Le Palestinien, perdant son sang en abondance, parvint enfin à se retourner. Il vit un rouquin au regard fou, la bouche réduite à un fil, le visage crispé de haine. Les mains en avant, il fit un pas hors de la cabine. Un nouveau coup de poignard, le douzième, peut-être, le frappa en plein estomac, lui tranchant une artère.
Un voile rouge passa devant ses yeux, il tomba à genoux et Fredrik Skytten en profita pour lui enfoncer sa lame à la base du cou, à la verticale cette fois, la méthode pour achever les rennes blessés.
La pointe atteignit le cœur et Khalil Aynam bascula en avant, les mains griffant le gravier du parking. Fredrik se pencha et lui donna encore un coup de toutes ses forces, dans la nuque. Il aurait voulu continuer, car ce meurtre presque rituel lui procurait un plaisir inouï, un soulagement divin. D’un coup, il avait l’impression de liquider tous les amants de la femme qu’il n’avait jamais eue.
Il se redressa enfin, poussé par l’instinct de conservation, et s’éloigna, le poignard sanglant à bout de bras, vers sa voiture. Il jeta le puukko sur le plancher, démarra, effectua un demi-tour pour reprendre le pont menant à la ville. Le corps de Khalil gisait devant la cabine téléphonique. On risquait de ne pas le trouver avant l’aube.

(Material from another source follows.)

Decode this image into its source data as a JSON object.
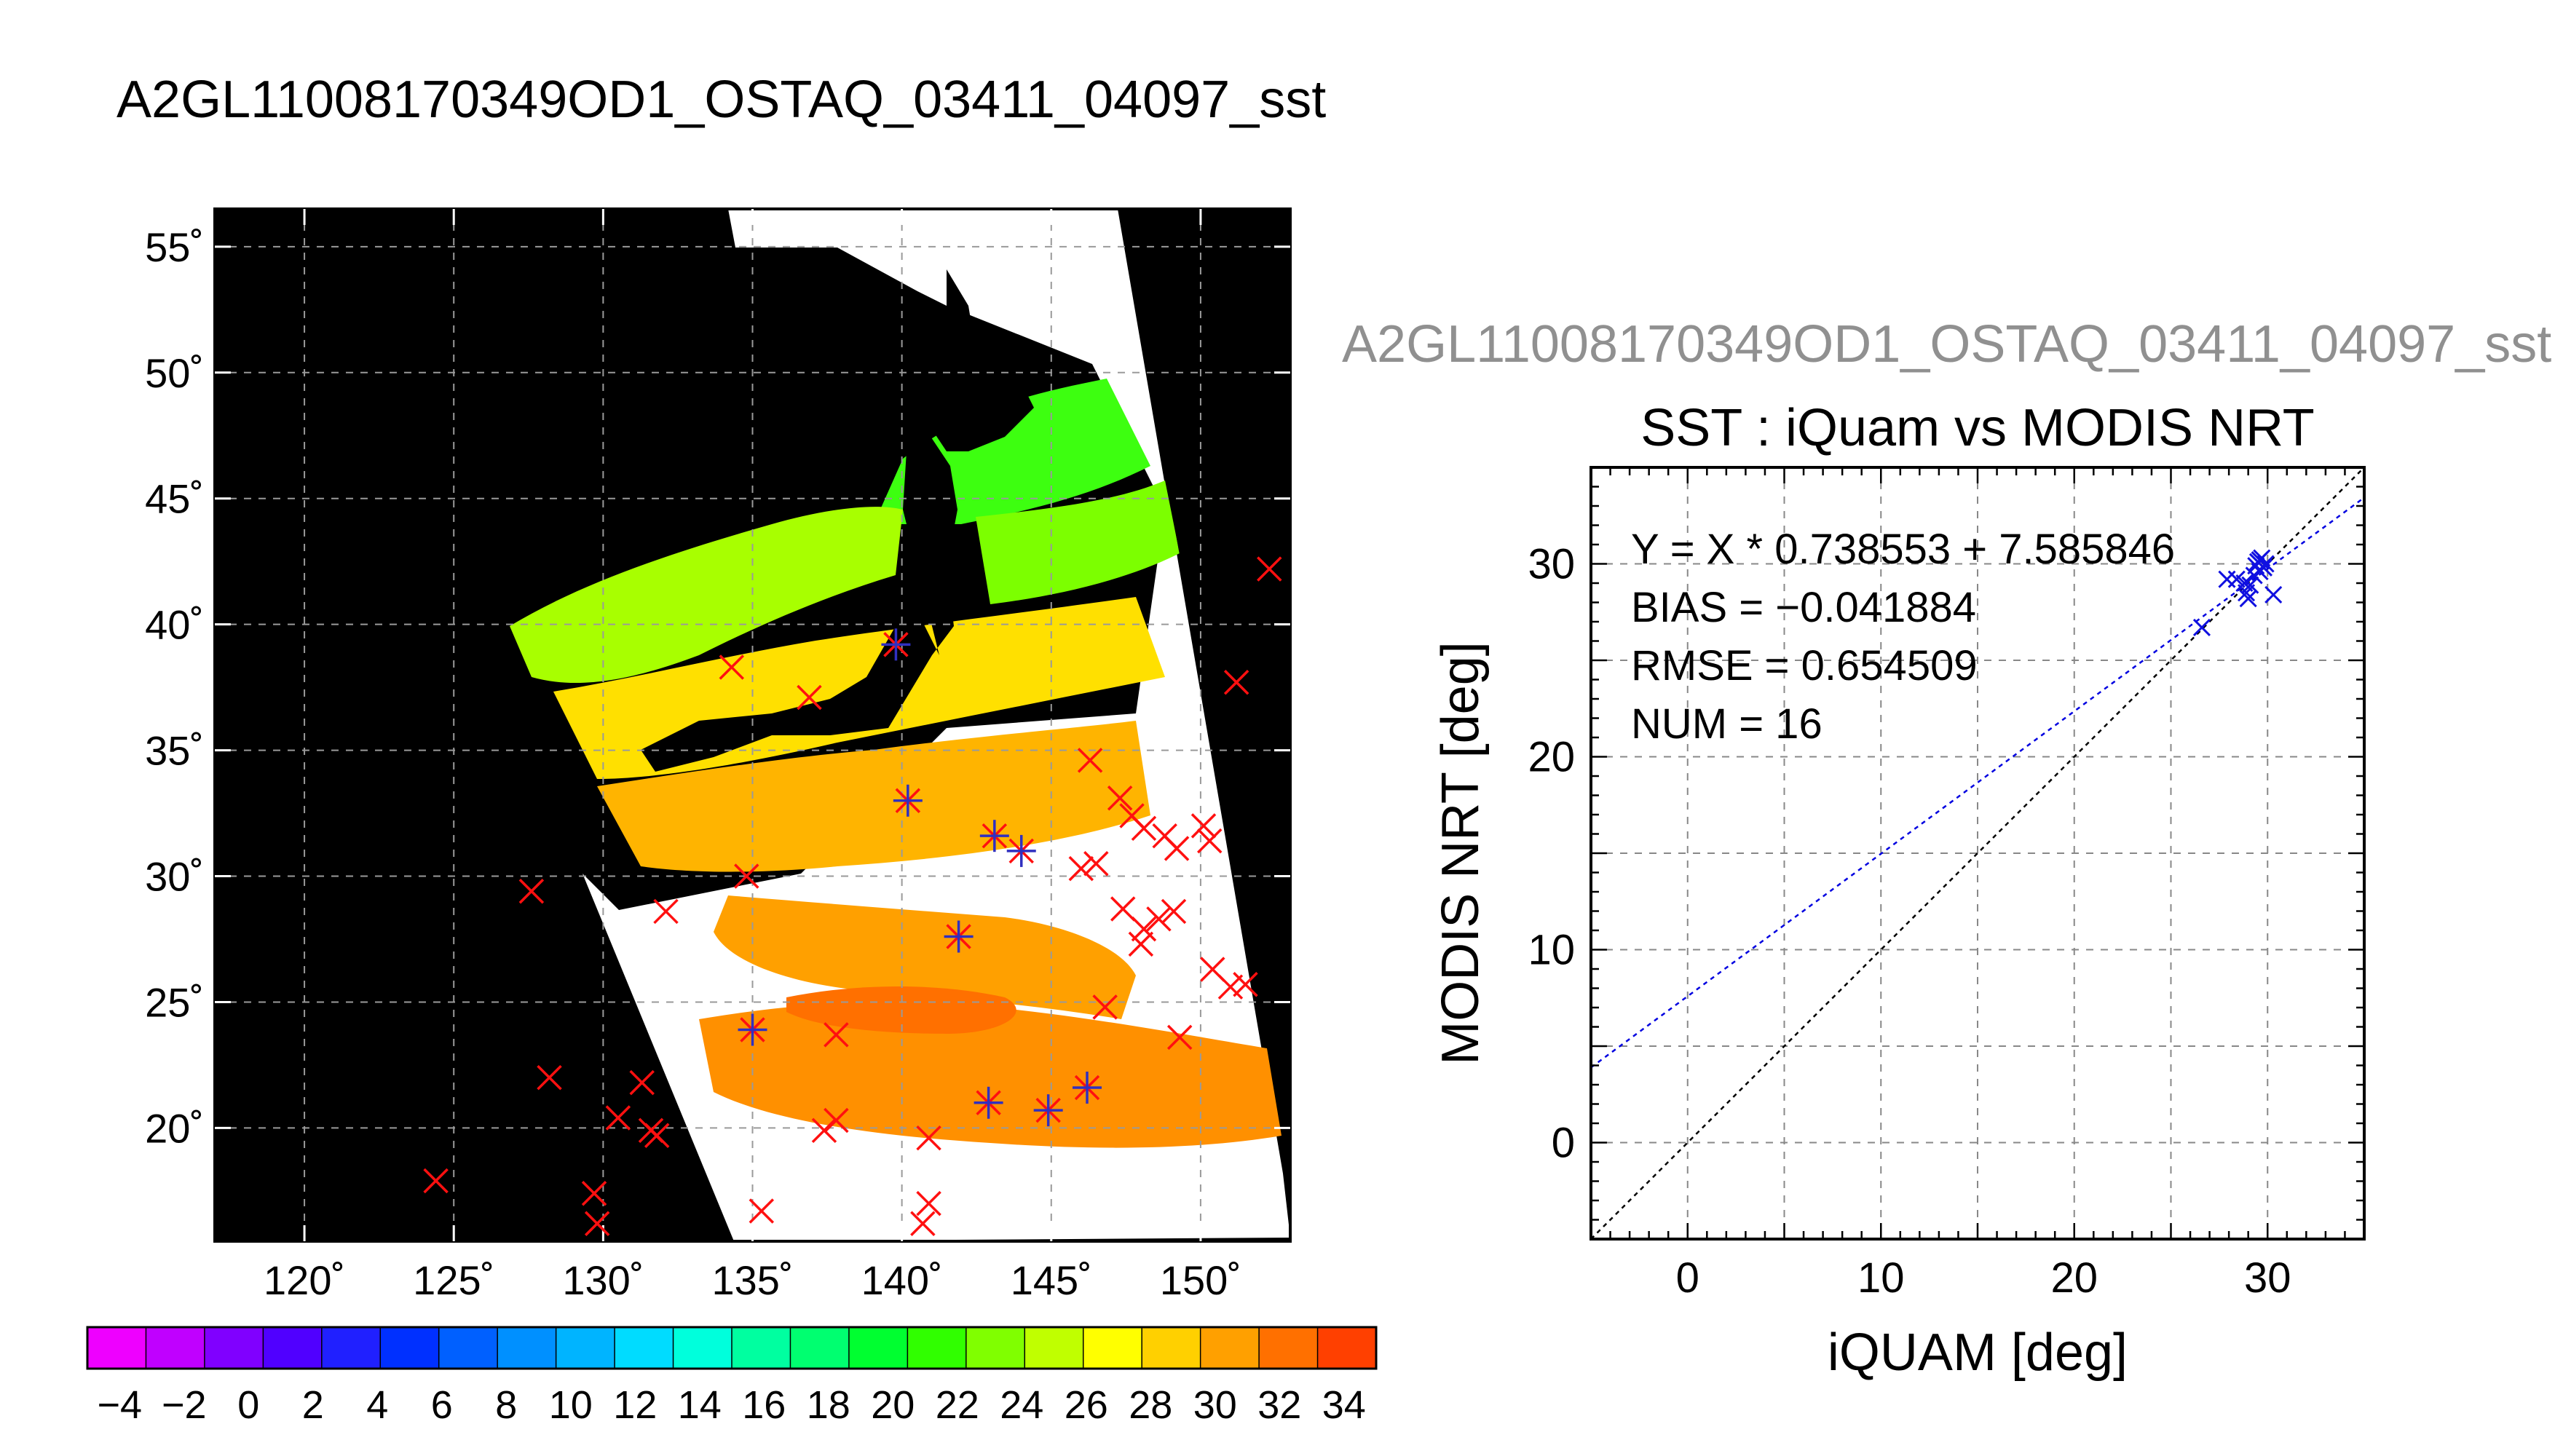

Esplanaden, la grande avenue partant du port, était absolument déserte. Il remonta jusqu’à Mannerheimintie et fila vers le nord, par l’autoroute E 79. Très vite, il n’y eut plus autour de lui que des sapins. La circulation était quasiment nulle. Machinalement, il mit la radio et tomba sur Radio-Moscou, reconnaissable à son indicatif. C’était de la musique, il la laissa. Soixante kilomètres plus loin, il tourna à gauche sur la route 54.

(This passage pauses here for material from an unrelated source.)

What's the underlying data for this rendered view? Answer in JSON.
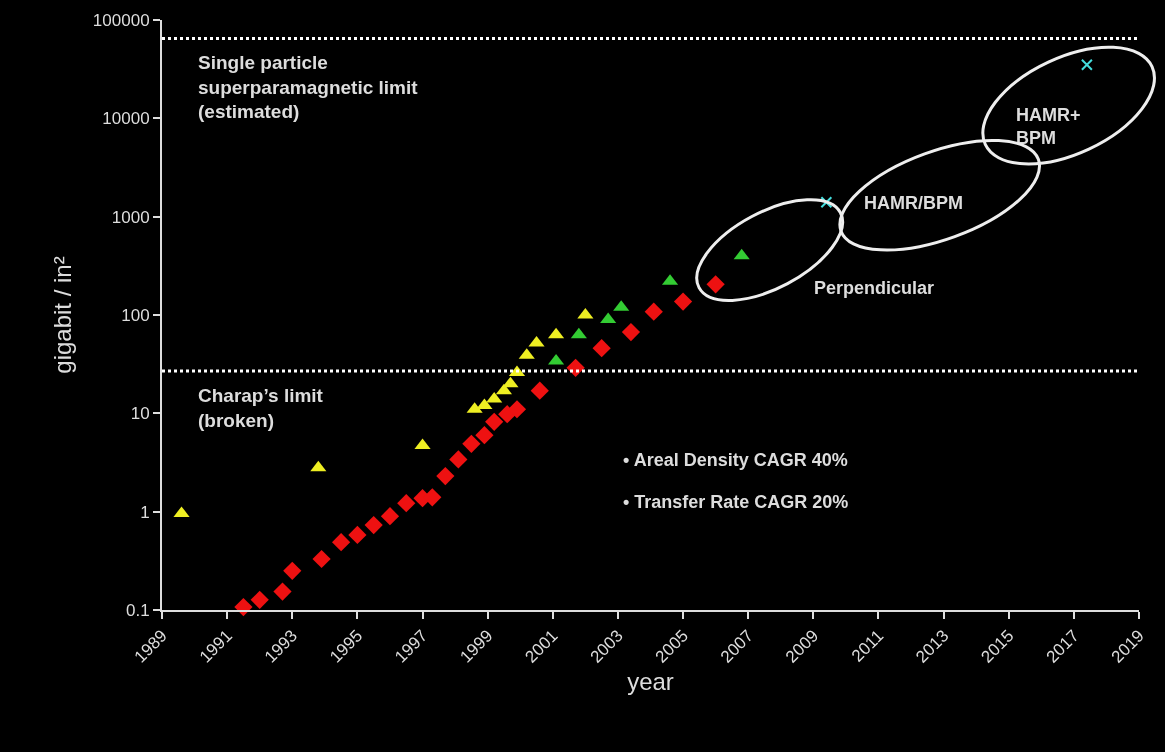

Arrivé au village de Loppi, il prit à droite, s’enfonçant dans un chemin étroit, sinuant à travers les sapins. Quelque deux kilomètres plus loin, un petit lac en longueur apparut en contrebas. Fredrik Skytten ralentit et s’engagea dans un sentier longeant le lac, qui desservait une douzaine de cabanes rustiques, des möki, se composant généralement d’une unique pièce et du sacro-saint sauna. Il stoppa devant le troisième, presque luxueux avec son appentis-garage. Il y gara la Fiat Uno, prit le puukko et se dirigea en titubant vers la porte.
Le silence était absolu à part quelques cris d’oiseaux de nuit.
À peine à l’intérieur, il jeta le puukko sur la table, prit une bouteille de vodka et en but une rasade. Ensuite, il alluma le sauna et s’assit à la table. Il ferma les yeux, revoyant le corps de « l’Arabe » allongé sur le parking et le récepteur qui pendait dans la cabine.
Tandis que le sauna chauffait, il prit le puukko et le planta brusquement dans le bois de la table. Comme s’il tuait une nouvelle fois l’amant d’Aija.